Our insurers recently quoted a replacement or new building cost for a hotel of between $1,500 up to $2,000 per square foot, so perhaps this is a more realistic way of attempting to value open and functional properties.
This latest sale also takes us, the people who financed the Government of the day disastrous foray into hotel ownership and operation almost to closure. We can again only speculate what these hundreds of millions of squandered Dollars on GEMS could have done, if instead they had been invested in creative and cost-effective marketing of the destination, in terms of increased arrival numbers and job creation across the entire sector.
What is also often forgotten is the systematic predatory pricing policy practiced by Gems over years of operation to the detriment of the mostly small hotel private sector players, who then took considerable time to restore viable room rates and anything close to profitability, essentially needed to maintain and upgrade properties on a regular basis.

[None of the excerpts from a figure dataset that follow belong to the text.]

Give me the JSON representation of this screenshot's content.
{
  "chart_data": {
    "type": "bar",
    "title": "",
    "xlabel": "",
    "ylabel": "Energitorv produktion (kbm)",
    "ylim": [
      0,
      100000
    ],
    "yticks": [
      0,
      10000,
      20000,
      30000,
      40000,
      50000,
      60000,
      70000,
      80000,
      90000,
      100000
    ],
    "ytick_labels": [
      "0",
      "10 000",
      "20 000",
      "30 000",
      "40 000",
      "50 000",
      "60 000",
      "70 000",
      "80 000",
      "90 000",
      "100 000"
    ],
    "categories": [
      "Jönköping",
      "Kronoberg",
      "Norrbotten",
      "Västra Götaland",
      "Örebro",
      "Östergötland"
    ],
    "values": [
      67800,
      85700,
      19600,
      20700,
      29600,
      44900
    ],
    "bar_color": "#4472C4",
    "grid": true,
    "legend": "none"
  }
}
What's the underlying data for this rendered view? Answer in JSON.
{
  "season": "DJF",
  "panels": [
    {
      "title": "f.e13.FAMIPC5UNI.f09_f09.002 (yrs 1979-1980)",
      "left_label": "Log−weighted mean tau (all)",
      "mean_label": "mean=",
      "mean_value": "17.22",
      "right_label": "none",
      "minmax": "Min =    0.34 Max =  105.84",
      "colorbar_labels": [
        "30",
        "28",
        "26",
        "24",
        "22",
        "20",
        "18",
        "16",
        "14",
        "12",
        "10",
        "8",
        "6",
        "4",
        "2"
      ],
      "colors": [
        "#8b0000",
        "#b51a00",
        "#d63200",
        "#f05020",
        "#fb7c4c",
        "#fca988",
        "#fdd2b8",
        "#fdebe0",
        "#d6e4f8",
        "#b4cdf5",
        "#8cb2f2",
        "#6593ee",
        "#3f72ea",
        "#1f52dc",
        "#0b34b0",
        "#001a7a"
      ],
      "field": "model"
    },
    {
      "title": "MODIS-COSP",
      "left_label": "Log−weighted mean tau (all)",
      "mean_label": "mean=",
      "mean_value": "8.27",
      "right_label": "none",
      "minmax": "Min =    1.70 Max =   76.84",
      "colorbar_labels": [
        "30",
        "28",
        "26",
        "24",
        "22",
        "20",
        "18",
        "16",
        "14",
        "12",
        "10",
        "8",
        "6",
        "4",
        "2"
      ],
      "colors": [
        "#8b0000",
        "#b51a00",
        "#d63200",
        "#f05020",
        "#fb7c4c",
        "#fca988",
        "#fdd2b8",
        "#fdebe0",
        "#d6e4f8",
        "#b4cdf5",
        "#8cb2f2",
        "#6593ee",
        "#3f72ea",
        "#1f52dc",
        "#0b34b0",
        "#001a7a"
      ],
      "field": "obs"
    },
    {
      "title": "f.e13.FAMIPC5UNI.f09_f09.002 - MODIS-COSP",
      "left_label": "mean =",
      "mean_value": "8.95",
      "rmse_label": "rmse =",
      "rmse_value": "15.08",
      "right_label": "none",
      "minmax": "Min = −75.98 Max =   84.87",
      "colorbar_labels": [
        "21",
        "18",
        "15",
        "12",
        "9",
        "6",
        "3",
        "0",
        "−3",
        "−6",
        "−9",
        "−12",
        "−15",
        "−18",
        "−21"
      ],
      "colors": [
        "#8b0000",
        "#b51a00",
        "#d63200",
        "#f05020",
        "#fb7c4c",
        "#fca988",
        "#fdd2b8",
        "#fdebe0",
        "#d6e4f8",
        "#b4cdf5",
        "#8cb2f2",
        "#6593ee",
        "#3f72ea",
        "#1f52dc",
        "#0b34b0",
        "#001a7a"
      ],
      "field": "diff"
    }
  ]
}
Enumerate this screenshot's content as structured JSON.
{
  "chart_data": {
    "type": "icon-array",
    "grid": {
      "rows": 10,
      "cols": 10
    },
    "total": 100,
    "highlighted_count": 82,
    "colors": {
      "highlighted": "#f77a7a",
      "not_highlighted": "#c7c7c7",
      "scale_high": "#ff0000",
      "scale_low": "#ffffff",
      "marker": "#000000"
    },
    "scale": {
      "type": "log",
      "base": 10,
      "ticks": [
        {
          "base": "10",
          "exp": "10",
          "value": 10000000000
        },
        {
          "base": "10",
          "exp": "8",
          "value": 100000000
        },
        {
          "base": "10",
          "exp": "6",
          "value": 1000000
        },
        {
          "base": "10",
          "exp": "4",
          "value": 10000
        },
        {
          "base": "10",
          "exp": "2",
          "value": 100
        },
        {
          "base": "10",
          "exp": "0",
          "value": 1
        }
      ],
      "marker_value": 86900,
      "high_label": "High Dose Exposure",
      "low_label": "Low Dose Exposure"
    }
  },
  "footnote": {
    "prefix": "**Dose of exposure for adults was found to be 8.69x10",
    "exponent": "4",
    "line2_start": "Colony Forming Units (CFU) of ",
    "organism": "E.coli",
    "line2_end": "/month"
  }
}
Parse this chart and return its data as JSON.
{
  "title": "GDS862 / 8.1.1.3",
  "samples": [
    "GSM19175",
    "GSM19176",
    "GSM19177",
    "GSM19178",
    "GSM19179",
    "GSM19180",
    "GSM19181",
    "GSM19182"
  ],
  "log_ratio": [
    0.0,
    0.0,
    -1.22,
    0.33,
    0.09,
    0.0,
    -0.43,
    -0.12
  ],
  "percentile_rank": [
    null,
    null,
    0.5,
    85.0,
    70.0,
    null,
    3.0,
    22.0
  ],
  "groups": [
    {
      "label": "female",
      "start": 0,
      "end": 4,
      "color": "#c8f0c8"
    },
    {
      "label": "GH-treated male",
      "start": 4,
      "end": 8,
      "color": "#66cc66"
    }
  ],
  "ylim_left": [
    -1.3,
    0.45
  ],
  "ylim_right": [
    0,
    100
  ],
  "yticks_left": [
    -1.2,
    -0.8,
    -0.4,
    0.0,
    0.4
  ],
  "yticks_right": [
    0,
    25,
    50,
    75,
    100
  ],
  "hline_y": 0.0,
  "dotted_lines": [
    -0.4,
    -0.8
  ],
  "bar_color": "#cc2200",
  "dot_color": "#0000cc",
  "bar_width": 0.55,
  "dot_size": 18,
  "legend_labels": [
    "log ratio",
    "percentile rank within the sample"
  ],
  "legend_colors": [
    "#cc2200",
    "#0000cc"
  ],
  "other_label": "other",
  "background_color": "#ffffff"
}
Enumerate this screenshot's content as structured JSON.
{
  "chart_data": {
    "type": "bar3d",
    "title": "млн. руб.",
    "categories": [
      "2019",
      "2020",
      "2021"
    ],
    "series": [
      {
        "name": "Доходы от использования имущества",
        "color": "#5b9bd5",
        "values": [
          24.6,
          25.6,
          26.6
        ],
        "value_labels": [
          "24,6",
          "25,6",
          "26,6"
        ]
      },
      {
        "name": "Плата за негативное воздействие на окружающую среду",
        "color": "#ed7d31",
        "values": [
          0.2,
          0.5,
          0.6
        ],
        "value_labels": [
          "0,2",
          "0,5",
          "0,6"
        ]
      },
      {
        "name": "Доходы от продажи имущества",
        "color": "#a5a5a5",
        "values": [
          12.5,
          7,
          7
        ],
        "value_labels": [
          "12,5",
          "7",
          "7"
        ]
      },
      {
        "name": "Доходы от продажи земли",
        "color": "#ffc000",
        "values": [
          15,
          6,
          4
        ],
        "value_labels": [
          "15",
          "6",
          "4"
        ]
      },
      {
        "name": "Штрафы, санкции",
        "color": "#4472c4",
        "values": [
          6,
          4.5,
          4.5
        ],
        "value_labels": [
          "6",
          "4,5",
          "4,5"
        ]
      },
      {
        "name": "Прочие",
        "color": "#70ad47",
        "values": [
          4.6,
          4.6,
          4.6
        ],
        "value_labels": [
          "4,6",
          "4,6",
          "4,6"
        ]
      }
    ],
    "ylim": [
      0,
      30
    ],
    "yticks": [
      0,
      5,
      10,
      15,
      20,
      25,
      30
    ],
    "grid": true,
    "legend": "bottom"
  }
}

From our own experience we saw Silver Rock Hotel closed under the St. John family with a minimum room rate of US$120 per night and after tens of millions of taxpayer monies were ploughed into the property and a considerable number of rooms added it re-opened at rates as low as US$80. When eventually it returned to the private sector, property transfer tax for the new owners was waived by Government, again giving a fiscal advantage not available to most other hoteliers.
While this tragic and costly affair in the history of our tourism sector cannot now be rectified, perhaps it will remain as the worst kind of example of Government’s ‘playing’ with our main foreign currency earner and remind every politician that sometimes it is better to let market forces prevail.